Dr. Salvatierra has over 300 publications in the medical literature which include: introduction of pretransplant donor-specific blood transfusions (DSTs); characterization of hemodynamic, morphologic and genetic changes with the transplantation of adult-sized kidneys (ASKs) into infants and small children; demonstration of long-term immunologic protection of ASKs transplanted into infants; introduction of complete steroid-free immuno-suppression for children; development of management strategies for severe congenital structural abnormalities of the urinary tract followed by transplantation.

Dr. Salvatierra has served as President of 5 national and international transplant professional societies, including the American Society of Transplant Surgeons, The Transplantation Society, and the United Network of Organ Sharing (UNOS). He worked 2 years with former Vice-President Albert Gore to draft the National Organ Transplant Act (NOTA), which established the infrastructure of the U.S. organ transplantation system, authorized the creation of regional Organ Procurement Organizations (OPOs), and provided for a central National Registry for ongoing evidence-based research and future policy direction. This is the only time that Congress has enacted legislation to establish the framework for the infrastructure of a medical specialty. NOTA thus provides for a unique private/public partnership that has brought together 257 autonomously operating transplant centers under the UNOS umbrella and is further operationally bolstered by 58 regional OPOs. This organizational structure has collectively assured fiduciary responsibility to protect all donated organs for the public to which they belong, and has functionally promoted maximum utilization and equitable distribution of all organs for transplantation.

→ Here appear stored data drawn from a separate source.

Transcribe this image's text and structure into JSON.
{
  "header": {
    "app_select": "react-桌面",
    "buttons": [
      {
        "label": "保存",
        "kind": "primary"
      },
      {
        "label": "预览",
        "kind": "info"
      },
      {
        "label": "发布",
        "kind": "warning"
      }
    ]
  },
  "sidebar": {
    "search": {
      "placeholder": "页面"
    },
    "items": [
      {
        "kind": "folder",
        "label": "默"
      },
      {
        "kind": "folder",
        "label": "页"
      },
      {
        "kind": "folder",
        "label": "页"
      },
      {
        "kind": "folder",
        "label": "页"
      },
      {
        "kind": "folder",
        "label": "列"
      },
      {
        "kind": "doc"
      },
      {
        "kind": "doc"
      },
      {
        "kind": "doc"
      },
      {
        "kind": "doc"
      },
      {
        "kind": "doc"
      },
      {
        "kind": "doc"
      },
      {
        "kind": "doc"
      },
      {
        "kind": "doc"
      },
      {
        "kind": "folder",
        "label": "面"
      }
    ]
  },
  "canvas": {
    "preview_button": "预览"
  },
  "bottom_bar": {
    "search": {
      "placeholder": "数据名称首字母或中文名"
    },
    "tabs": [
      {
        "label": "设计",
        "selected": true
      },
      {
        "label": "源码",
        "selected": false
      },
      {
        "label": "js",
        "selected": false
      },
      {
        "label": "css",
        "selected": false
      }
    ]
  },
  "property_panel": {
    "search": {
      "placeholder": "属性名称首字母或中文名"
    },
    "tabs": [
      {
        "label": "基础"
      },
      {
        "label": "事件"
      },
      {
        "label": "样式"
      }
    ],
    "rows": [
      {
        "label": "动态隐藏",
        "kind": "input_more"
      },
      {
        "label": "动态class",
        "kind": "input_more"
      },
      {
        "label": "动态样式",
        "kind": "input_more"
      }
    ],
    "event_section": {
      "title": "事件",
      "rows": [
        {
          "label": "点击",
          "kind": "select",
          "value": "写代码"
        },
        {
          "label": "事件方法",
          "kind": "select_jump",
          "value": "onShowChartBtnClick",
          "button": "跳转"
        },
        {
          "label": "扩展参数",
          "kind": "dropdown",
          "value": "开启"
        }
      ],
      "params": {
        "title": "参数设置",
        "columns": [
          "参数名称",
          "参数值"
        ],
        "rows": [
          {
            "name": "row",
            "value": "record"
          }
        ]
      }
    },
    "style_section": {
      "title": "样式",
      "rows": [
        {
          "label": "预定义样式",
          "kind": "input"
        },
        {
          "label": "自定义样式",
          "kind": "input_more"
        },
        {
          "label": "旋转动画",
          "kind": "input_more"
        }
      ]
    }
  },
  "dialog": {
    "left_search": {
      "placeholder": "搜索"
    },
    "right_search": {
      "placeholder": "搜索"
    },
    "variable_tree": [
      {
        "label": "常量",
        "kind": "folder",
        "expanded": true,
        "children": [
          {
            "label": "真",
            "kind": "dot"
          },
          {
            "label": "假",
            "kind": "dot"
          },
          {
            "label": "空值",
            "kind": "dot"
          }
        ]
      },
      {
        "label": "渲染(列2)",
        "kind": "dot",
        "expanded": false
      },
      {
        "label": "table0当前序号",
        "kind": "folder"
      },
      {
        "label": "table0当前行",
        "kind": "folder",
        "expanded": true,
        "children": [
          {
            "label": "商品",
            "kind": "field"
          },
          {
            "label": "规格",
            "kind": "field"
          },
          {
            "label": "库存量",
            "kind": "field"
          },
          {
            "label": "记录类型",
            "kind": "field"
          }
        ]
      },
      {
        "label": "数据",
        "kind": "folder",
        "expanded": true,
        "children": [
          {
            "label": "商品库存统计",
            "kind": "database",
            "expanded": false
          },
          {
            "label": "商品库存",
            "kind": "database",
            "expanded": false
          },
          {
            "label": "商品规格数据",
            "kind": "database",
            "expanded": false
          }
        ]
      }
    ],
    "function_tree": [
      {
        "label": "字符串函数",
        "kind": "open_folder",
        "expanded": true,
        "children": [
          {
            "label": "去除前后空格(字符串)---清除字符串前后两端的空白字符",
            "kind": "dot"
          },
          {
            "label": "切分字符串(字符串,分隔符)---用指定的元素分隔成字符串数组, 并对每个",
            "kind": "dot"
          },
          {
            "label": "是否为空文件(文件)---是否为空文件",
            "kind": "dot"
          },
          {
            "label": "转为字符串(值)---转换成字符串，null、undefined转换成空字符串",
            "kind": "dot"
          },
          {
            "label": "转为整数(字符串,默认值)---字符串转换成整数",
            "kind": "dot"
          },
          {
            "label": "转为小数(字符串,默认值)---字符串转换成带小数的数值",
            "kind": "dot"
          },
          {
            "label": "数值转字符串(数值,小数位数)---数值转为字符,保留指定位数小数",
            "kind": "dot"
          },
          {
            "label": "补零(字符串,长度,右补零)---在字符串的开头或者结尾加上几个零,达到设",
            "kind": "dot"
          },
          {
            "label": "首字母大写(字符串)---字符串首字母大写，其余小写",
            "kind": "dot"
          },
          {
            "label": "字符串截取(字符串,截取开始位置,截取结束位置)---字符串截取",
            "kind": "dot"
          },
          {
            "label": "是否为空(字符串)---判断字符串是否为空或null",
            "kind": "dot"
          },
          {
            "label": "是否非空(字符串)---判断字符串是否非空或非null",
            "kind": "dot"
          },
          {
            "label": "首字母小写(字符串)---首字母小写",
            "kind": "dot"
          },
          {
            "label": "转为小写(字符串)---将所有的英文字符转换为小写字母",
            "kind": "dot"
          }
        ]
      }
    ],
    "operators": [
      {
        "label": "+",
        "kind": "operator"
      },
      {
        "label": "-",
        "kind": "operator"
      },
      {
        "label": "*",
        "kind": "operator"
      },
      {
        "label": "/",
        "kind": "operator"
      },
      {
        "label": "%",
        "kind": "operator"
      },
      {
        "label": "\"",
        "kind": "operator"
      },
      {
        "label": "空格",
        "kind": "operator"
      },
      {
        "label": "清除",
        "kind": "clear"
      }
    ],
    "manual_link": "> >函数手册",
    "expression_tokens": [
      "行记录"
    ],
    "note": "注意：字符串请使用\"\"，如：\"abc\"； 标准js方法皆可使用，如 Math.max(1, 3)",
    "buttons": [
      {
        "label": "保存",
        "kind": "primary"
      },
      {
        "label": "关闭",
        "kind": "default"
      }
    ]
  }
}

Dr. Salvatierra chaired the NIH National Advisory Board for kidney and urologic research. He was the first Governor elected to represent organ transplantation in the American College of Surgeons. He chaired the Stanford Medical School Faculty Senate. He was the Faculty Leader for the successful 2005 8-year LCME recertification process for the Stanford University Medical School. He introduced Pope John Paul II for his encyclical on organ transplantation and donation in Rome in the year 2000.

Dr. Salvatierra’s honors include: Knighthood by the Republic of Italy, the Presidential Medal from the President of Argentina, a Special Commendation Resolution by the California State Legislature, the UCSF Chancellor’s Award for Public Service, a Special Recognition Award by the UCSF Chancellor, Stanford’s Rambar-Mark Award as Clinician of the Year and Stanford’s Franklin Ebaugh Award for Medical Student Advising. Stanford’s Oscar Salvatierra Annual Lectureship in Transplantation has been named after him. He was the winner of the 2007 Albion Walter Hewlett Award, Stanford’s highest award for a clinician-scientist, for being the “epitome of the academician dedicated to discovery in the biological sciences and to the sensitive and scientific application of such new knowledge in the effective treatment of human disease.” He was only the 5th surgeon to receive this award since its inception in 1983. He is the recipient of the National Kidney Foundation’s Lifetime Champion of Hope Award. On the 50th anniversary of the first successful organ transplant, he was named one of 12 International Pioneers in Transplantation. He is listed in Who’s Who in America and Who’s Who in the World. He served in the U.S. Army as a urologist/surgeon in the Vietnam War, was a volunteer surgeon at a Vietnamese hospital treating Vietnamese war victims and was subsequently appointed by the U.S. Federal Court to the National Advisory Board that administered the Agent Orange litigation settlement.